In Your Personal Care

Safety experts have long cited the bathroom as one of the most treacherous rooms in a home. But wet, slippery surfaces and water heaters set too high aren’t the only dangers bathrooms pose; there you may be absorbing toxics from your shampoo, your deodorant, and even the steam from your shower.

  • Read the labels of personal care products, taking care to avoid phthalates in particular. Phthalates are endocrine disrupting compounds that have been associated with cancer, impaired fertility, and male birth defects. They are found in hundreds of products, including shampoo, lotion, perfume, and cosmetics. The most common phthalates are dibutyl phthalate (DBP), diethyl phthalate (DEP), and diethylhexyl phthalate (DEHP). Look for labels that say “phthalate-free” and ask retailers and manufacturers whether products are phthalate-free. To learn more, visit the Campaign for Safe Cosmetics website or the Coming Clean website.

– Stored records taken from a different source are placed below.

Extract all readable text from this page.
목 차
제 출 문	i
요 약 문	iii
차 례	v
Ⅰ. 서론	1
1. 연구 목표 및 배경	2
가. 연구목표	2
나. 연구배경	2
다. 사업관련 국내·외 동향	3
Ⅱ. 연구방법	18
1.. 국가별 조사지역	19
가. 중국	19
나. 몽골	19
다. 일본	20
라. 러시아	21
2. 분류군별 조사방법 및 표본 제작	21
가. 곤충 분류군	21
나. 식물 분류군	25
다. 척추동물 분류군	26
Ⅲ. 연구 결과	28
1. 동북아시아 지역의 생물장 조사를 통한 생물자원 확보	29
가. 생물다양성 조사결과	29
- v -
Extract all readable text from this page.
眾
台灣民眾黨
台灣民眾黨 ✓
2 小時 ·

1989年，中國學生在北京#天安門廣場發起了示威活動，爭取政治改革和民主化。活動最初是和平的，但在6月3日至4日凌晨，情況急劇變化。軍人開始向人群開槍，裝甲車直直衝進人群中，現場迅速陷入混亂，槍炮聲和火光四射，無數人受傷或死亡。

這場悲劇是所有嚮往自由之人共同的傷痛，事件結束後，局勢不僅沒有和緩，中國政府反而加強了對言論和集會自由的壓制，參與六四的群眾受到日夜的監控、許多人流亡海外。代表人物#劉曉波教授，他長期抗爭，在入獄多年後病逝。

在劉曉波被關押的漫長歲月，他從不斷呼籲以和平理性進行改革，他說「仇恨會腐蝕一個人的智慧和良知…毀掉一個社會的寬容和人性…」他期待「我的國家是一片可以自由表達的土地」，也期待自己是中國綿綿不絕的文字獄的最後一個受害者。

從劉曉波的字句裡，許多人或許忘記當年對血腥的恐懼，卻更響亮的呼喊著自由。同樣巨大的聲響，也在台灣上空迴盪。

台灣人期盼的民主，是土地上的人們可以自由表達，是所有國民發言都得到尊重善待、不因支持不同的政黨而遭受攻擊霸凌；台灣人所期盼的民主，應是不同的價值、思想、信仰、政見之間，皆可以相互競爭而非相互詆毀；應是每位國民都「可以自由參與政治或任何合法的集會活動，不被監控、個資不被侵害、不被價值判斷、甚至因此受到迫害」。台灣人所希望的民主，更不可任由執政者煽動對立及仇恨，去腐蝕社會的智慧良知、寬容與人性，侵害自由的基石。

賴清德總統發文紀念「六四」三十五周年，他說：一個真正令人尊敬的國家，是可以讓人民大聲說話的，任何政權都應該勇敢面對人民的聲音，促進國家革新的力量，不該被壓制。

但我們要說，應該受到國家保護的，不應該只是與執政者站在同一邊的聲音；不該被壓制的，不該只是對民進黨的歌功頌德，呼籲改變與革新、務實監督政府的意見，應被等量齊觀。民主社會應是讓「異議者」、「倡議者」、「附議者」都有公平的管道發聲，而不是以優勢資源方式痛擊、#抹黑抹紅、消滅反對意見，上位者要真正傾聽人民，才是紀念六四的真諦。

  • Avoid wearing perfume and using other products with fragrance. Phthalates not only often appear as an ingredient in fragrance, but they also often hide behind the term “fragrance.” In one ironic example, the popular perfume Poison contains ingredients that have been linked to cancer, developmental and reproductive toxicity, and immunotoxicity, according to Skin Deep, the online cosmetic safety database. Fragrances also often include chemicals that are allergy triggers or irritants.
  • Avoid using nail polish and hairspray, as they often contain phthalates. Dibutyl phthalate, for example, which is used to keep nail polish from chipping, has been found to increase the likelihood that laboratory animals will give birth to offspring with birth defects, especially of the male reproductive system. Other common ingredients in nail polish, such as toluene and xylene, are neurotoxins. If you do choose to wear nail polish and use hairspray, select brands with the least toxic ingredients, and remember to apply the polish and hairspray outside or in a well-ventilated area. If you frequent a nail salon, consider taking your own nail polish, one you know to be less toxic. For information about less toxic brands, visit Skin Deep, the online cosmetic safety database, or the Campaign for Safe Cosmetics website.
  • Avoid products whose content labels list placenta, placental extract, estrogen, or other hormones. Many personal care products—including cosmetics, shampoos, and styling aids—that are widely marketed to African Americans contain hormone-rich ingredients. To learn more, read "The Environmental Injustice of Beauty: Health Repercussions of Chemical Hair Products For Black Women."
  • Beware of deodorants and other personal care products that are marked “unscented”. The cosmetics industry is woefully unregulated, and companies often use reassuring labels that carry little meaning. Many of these products contain masking fragrances to cover up a chemical smell; these fragrances in turn may contain phthalates, which are endocrine disrupting compounds that have been associated with cancer, impaired fertility, and male birth defects. Look instead for products marked “fragrance-free.”
  • Avoid personal care products that list parabens as ingredients. Identified as endocrine disrupting compounds, parabens have been found in the urine of almost everyone tested. These chemicals, which are commonly found in commercial products, are also often used as preservatives in cosmetics and such personal care products as deodorants, shampoos, conditioners, hair styling gels, shaving gels, and lotions. Common names for this class of chemicals include butyl paraben, ethyl paraben, methyl paraben, and propyl paraben.
  • Learn which cosmetics companies eschew or are phasing out harmful chemicals. The Campaign for Safe Cosmetics is encouraging cosmetics companies whose products meet or exceed current European Union formulation standards to sign the Compact for Safe Cosmetics. To learn more about the compact and other cosmetics-related issues, visit the Campaign for Safe Cosmetics and Think Before You Pink websites.
  • Take shorter showers. During warm showers, you not only inhale airborne toxics from the water streaming over you, but you also open your pores to more easily absorb toxics from your personal care products. Keep your showers short and sweet. And if your water supply is highly chlorinated, you might consider a charcoal filter for your showerhead.